What is the problem?
People who have already had a stroke or warning signs of a stroke ("mini stroke" or "TIA") are at a higher risk of having another, perhaps major, stroke. All patients with an increased risk of stroke are given medical treatment and advice to reduce this risk. This includes:
- treatment of high blood pressure,
- management of diabetes,
- drugs to reduce cholesterol levels
- heart disease
- stopping smoking.
- aspirin (or other similar drug)
In a small number of patients, stroke or mini stroke may be related to a partially blocked or diseased artery in the neck (carotid). In these circumstances, clot may break off from the narrowed segment and travel up into the brain causing stroke or TIA. It is important to realise that the left side of the brain looks after the right arm and leg and the right side of the brain looks after the left arm and leg.
We know from research that this may happen again and that medication (such as aspirin) may be effective in reducing the risk of stroke to about 25% over three years. However, an operation (carotid endarterectomy) to clear the clear the blocked segment is about twice as effective as medication alone in patients who are suitable for surgery.
Carotid surgery is usually only recommended after your individual case has been discussed, and your test results reviewed, by surgeons, neurologists and stoke physicians in our regular multi-disciplinary conference.
Before the operation.
Narrowing in the carotid artery is usually identified on an ultrasound scan performed in the vascular laboratory. there is no need to fast for this test and it only takes a few minutes. During the test, some jelly is applied to the neck and an ultrasound probe is pressed against the neck to image the carotid arteries. This test is not uncomfortable. Some patients will also require further imaging including CT (CAT) scanning or Magnetic Resonance (MRI) scans.
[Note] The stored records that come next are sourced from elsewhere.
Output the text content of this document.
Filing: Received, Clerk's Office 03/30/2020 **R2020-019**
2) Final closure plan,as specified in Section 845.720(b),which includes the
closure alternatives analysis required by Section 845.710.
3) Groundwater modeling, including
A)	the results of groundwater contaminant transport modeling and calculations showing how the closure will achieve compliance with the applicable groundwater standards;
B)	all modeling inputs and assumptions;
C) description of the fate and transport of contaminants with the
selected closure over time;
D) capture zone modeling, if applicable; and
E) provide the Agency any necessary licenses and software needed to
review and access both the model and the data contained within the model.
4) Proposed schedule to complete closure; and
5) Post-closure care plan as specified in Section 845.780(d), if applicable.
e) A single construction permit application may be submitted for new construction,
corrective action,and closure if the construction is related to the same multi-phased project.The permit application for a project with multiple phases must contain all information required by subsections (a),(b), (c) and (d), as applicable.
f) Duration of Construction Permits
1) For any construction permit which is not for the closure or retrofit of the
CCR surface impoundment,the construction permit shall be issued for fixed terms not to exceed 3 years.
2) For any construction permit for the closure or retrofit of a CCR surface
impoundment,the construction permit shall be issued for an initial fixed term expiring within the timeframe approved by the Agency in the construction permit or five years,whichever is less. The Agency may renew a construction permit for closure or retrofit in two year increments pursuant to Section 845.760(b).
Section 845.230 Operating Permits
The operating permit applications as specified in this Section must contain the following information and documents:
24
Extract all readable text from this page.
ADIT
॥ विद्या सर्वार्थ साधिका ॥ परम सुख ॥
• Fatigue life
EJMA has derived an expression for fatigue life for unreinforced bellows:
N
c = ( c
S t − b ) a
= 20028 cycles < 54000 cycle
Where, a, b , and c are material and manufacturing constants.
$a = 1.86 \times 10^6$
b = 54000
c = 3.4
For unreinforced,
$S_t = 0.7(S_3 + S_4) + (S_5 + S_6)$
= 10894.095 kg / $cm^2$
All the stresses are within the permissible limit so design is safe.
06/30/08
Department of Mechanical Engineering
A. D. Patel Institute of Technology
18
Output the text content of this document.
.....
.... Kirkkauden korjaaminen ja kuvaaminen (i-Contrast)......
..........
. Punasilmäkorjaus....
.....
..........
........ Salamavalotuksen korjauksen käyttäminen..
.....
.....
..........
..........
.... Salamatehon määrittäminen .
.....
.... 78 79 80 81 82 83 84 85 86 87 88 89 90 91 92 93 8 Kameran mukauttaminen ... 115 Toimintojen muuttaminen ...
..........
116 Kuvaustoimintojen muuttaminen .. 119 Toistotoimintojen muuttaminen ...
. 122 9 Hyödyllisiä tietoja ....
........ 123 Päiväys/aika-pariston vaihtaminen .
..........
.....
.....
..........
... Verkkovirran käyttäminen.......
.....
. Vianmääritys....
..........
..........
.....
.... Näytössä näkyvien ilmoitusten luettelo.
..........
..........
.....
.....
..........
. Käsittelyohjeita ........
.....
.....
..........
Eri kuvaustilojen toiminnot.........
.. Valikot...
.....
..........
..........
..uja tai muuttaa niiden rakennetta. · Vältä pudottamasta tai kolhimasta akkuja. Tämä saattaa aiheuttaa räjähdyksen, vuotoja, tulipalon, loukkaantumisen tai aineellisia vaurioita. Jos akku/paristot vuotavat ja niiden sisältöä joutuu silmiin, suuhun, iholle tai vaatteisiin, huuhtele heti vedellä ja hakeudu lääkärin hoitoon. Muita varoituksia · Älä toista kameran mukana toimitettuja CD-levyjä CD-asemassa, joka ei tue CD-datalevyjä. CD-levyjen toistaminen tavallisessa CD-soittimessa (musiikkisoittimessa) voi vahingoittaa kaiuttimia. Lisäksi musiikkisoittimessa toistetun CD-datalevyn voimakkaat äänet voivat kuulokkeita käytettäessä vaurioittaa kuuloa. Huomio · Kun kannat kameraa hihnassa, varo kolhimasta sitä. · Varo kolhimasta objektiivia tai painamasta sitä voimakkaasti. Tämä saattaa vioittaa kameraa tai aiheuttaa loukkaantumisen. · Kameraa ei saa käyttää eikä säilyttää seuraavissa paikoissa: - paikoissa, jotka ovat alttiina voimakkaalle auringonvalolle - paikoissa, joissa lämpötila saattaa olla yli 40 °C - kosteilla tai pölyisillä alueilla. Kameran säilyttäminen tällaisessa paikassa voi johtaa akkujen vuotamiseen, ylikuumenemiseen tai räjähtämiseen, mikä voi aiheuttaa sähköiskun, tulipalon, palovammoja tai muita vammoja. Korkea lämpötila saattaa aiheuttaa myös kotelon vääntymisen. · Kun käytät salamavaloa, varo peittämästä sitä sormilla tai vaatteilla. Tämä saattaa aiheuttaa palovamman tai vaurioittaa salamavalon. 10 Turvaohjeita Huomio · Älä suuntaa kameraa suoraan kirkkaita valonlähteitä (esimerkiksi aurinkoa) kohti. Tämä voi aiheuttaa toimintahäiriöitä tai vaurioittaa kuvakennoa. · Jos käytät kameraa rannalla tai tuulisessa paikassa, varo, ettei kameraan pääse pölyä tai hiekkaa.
Surgery involves admission to hospital for about five days. Before the operation you will be seen by the anaesthetist who will examine you. You will have an opportunity to ask the medical and surgical team any further questions you may have. Your nurse will also explain the ward routines.
You will have a number of pre-operative tests including blood tests, a cardiogram and a chest x-ray. You may require other tests depending on your medical history and these will be explained to you. You will be asked to eat or drink absolutely nothing for 6 to 12 hours before the operation. If you feel unable to sleep, please ask the nurses or doctor to give you a sleeping tablet to allow you plenty of rest.
The operation is performed in the operating theatre and you will have a general anaesthetic (i.e you will be asleep). Once you have been anaesthetised (general anaesthesia) a cut (between 5 and 10 cm long) is made in the skin of the neck over the carotid artery on the appropriate side. The artery is then temporarily clamped off and the diseased lining removed. The artery is then closed. Stitches (which may be absorbable) will be used to close the skin and there may be a drainage tube placed which will be taken out after 24 or 48 hours.
After the operation.
When you wake up, you will find that your arm is connected to one or two plastic tubes to provide you with fluids and to monitor your blood pressure. There will usually be a drainage tube (catheter) in the bladder also. You will be monitored in the recovery area for up to four hours or occasionally overnight to allow close monitoring of heart and blood pressure.
After this you will be returned to your own ward. You will be allowed to drink after you have woken up completely from the anaesthetic. The operation itself is not particularly painful but you will be given some painkillers, if required.
On the day after surgery you will be allowed to get out of bed and to eat normally. In many cases, you may be allowed home on the third or fourth post-operative day. Arrangements will be made to remove the skin sutures, if absorbable skin sutures have not been used.
Are there any risks?
Some minor bruising around the wound is common after the operation and a blood transfusion is occasionally necessary. Bruising of the neck may take several weeks to settle down. There is usually likely to be a numb area on the side of the neck that may take several months to settle down but may be permanent.
Temporary weakness of the side of the mouth, tongue or voice is possible, though this will usually recover after a period of time.
There is a small (but definite) risk of developing a stroke or a heart attack during the operation combined with a very small risk of death. While this may be a minor stroke with complete recovery, more severe strokes may also occur. This combined "operative" stroke and death risk is less than 5%. However, you are more likely to avoid a major stroke in the long run, if you undergo surgery.
You are welcome to discuss these risks with your Surgeon in more detail before the operation.
What about afterwards?
You will usually be seen in the outpatient clinic in about one months time. An ultrasound scan similar to the one that was performed before your operation may be arranged on some occasions but routine scans are not usually performed postoperatively. You will usually be on Aspirin tablets (or something similar) and a cholesterol lowering tablet. You can also help by improving your general health by taking regular exercise, stopping smoking and reducing the amount of fat in your diet.